I have the problem of not knowing when to abandon a book. I have the strange belief that maybe I have to read it all the way through in order to fully appreciate the novel or that it could get better in the next chapter. Even if it's clear that the book is horrible, I am still overcome by a strong sense of guilt and feelings that I owe it to the book and/or author to finish.
Sometimes this annoying habit of mine to have to finish books can be rewarding. I would have never finished The Hunger Games if I didn't feel guilty about not finishing a book my sister actually loved. Because as much as I love that book now, the first few chapters are bloody AWFUL.
It even took me awhile to get into The Knife of Never Letting Go, the first book in Patrick Ness' Chaos Walking Trilogy that I finally finished this afternoon. I ended up absolutely loving the novel and expected to fly through the series to see how it all ended. The second novel, The Ask and the Answer, wasn't horrible, but it lacked the power of the first, most likely because not much could have lived up to the amazing cliffhanger that ended the first. But the third, Monsters of Men, was just.plain.brutal.
If I wasn't so invested in finding out how the war in the series came to an end, this might have been the first book I've been able to read halfway through and forget about.
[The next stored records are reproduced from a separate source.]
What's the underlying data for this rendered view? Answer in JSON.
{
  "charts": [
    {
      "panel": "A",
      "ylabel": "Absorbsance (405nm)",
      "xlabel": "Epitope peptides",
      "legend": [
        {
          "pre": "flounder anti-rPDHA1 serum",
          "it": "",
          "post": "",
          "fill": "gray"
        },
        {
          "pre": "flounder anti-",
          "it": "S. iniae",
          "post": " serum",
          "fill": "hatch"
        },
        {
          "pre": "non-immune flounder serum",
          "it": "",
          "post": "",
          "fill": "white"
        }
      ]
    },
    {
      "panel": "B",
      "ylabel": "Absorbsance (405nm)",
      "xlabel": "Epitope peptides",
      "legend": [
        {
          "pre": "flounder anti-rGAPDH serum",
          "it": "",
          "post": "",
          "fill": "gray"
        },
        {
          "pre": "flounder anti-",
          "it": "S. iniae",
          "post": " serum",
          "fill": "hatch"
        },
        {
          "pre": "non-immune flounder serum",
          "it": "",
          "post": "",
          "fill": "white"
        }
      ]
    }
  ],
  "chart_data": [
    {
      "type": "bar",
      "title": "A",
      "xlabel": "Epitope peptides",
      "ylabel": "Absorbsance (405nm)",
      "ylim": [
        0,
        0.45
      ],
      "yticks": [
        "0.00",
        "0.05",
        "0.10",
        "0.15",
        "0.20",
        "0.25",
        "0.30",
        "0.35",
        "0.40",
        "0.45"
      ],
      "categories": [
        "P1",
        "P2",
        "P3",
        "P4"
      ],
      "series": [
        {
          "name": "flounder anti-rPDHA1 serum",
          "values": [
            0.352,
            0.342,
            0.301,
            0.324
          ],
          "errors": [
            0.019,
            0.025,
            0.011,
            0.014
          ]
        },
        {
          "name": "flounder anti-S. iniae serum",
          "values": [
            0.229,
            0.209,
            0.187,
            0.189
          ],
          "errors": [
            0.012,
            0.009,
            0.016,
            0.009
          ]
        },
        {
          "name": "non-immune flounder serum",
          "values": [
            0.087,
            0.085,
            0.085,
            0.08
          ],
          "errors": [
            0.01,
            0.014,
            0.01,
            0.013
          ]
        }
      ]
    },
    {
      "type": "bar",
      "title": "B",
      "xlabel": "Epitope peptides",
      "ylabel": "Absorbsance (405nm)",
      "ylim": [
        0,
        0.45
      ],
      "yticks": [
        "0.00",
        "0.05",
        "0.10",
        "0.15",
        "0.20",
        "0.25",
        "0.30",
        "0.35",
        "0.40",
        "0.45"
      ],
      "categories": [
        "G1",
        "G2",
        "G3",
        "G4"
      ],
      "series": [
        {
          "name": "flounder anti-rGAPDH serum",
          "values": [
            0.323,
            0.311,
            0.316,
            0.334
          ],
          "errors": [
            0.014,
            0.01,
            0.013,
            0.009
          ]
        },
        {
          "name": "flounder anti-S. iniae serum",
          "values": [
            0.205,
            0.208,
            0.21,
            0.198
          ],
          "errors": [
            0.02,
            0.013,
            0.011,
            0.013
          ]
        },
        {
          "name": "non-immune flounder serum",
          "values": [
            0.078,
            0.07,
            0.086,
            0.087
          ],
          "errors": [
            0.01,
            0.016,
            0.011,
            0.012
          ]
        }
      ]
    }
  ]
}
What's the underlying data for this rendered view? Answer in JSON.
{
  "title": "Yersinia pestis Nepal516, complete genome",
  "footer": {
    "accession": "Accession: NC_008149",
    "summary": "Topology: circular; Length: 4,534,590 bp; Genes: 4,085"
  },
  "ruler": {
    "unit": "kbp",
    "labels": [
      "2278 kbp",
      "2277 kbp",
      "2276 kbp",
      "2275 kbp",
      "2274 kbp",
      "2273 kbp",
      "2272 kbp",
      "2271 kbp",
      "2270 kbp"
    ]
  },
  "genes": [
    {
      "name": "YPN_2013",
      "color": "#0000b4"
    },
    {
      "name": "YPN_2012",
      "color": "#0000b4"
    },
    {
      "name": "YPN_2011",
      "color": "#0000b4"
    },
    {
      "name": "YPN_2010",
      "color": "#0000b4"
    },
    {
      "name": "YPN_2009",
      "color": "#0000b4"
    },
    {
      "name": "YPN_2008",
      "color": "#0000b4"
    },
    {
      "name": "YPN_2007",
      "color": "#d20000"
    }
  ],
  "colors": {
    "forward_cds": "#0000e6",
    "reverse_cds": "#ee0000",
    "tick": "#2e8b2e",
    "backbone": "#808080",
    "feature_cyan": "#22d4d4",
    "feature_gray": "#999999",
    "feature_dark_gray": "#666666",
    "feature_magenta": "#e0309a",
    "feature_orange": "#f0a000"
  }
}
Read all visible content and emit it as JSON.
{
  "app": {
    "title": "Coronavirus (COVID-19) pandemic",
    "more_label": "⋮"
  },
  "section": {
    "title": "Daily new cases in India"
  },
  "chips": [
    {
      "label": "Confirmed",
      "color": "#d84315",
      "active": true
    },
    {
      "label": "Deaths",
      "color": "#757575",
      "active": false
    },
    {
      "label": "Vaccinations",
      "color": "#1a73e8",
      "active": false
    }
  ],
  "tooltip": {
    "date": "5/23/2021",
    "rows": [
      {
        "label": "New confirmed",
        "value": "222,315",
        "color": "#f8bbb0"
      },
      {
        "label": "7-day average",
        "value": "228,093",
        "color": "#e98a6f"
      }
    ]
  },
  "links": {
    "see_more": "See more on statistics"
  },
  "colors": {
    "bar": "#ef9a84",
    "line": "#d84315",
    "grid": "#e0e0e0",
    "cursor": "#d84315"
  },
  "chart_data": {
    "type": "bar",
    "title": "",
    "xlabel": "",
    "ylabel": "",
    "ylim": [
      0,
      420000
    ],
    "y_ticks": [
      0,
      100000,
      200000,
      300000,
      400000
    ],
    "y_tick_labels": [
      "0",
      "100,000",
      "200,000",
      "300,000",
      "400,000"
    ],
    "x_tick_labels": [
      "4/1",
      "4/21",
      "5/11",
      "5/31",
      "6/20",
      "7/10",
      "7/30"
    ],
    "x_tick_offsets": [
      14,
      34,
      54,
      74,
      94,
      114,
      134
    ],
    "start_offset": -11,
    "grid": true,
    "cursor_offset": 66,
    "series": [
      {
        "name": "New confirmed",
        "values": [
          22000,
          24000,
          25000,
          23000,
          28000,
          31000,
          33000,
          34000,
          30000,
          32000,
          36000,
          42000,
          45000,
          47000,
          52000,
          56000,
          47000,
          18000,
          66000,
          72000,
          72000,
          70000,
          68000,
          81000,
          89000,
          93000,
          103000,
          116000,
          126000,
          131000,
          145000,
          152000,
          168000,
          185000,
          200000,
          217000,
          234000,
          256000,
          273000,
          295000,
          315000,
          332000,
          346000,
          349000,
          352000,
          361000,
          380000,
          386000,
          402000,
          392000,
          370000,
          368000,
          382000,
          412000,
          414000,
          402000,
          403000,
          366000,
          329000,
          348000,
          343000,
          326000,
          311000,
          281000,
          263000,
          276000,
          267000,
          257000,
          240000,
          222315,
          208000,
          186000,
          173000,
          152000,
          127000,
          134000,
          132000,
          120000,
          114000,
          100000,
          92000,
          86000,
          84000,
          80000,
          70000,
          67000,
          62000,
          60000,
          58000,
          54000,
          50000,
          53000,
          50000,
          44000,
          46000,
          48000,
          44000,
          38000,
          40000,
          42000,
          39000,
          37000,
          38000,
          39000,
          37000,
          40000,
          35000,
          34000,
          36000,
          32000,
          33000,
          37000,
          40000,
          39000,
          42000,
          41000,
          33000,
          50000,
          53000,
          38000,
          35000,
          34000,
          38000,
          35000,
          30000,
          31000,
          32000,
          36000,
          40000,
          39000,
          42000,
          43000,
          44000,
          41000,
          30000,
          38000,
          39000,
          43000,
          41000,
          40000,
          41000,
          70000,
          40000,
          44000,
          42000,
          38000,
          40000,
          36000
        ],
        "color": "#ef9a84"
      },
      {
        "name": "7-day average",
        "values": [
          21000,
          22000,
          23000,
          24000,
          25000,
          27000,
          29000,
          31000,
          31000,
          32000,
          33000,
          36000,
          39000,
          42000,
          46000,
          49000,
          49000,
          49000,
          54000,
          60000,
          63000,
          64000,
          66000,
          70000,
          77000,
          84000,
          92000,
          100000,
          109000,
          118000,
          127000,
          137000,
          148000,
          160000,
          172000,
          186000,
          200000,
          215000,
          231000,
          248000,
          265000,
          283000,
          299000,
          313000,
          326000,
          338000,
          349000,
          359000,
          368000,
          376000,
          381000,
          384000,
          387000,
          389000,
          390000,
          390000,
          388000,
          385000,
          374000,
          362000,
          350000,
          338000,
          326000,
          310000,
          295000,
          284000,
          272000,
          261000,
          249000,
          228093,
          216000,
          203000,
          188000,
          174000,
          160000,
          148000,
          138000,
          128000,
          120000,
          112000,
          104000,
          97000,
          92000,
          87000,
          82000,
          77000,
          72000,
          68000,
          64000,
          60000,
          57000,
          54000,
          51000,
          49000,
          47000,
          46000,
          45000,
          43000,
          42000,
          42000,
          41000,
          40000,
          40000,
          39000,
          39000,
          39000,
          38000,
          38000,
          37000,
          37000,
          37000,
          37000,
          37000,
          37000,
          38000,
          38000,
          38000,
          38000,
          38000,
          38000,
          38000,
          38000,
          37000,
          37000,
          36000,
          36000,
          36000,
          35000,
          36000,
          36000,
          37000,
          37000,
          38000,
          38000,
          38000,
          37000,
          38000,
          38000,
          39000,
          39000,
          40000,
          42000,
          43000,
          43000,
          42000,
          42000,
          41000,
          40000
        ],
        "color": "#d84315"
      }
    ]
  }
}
But I decided not to let myself eat breakfast this morning until I finished it so I could clear my curiosity and take the book of my "Shelfari Reading Now" section of my digital bookshelf. Crazy? Yes. Effective? Yes.
The first book had a disjointed first person perspective through the main character's "Noise" which enabled the reader and other characters to know his every thought. The second added the perspective of a girl, without noise, to give voice to another side of the war. It was a little busy, but the book worked. This last one added in yet another voice, and through that voice, another who could hear everyone's voice. Confusing? Yes. Eventually the book reached a point where every perspective seemed to be saying the same thing over and over and instead of adding drama and intensity, added redundancy.
Will young adults love it though? Most likely. It still maintains the theme of instant information, which speaks loudly to them as it's almost all they know. It has adventure, love, betrayal, mind control, fighting, etc. It's like the Princess Bride without the sarcasm and sword fights. So it's nowhere near as good, but it'll get the job done.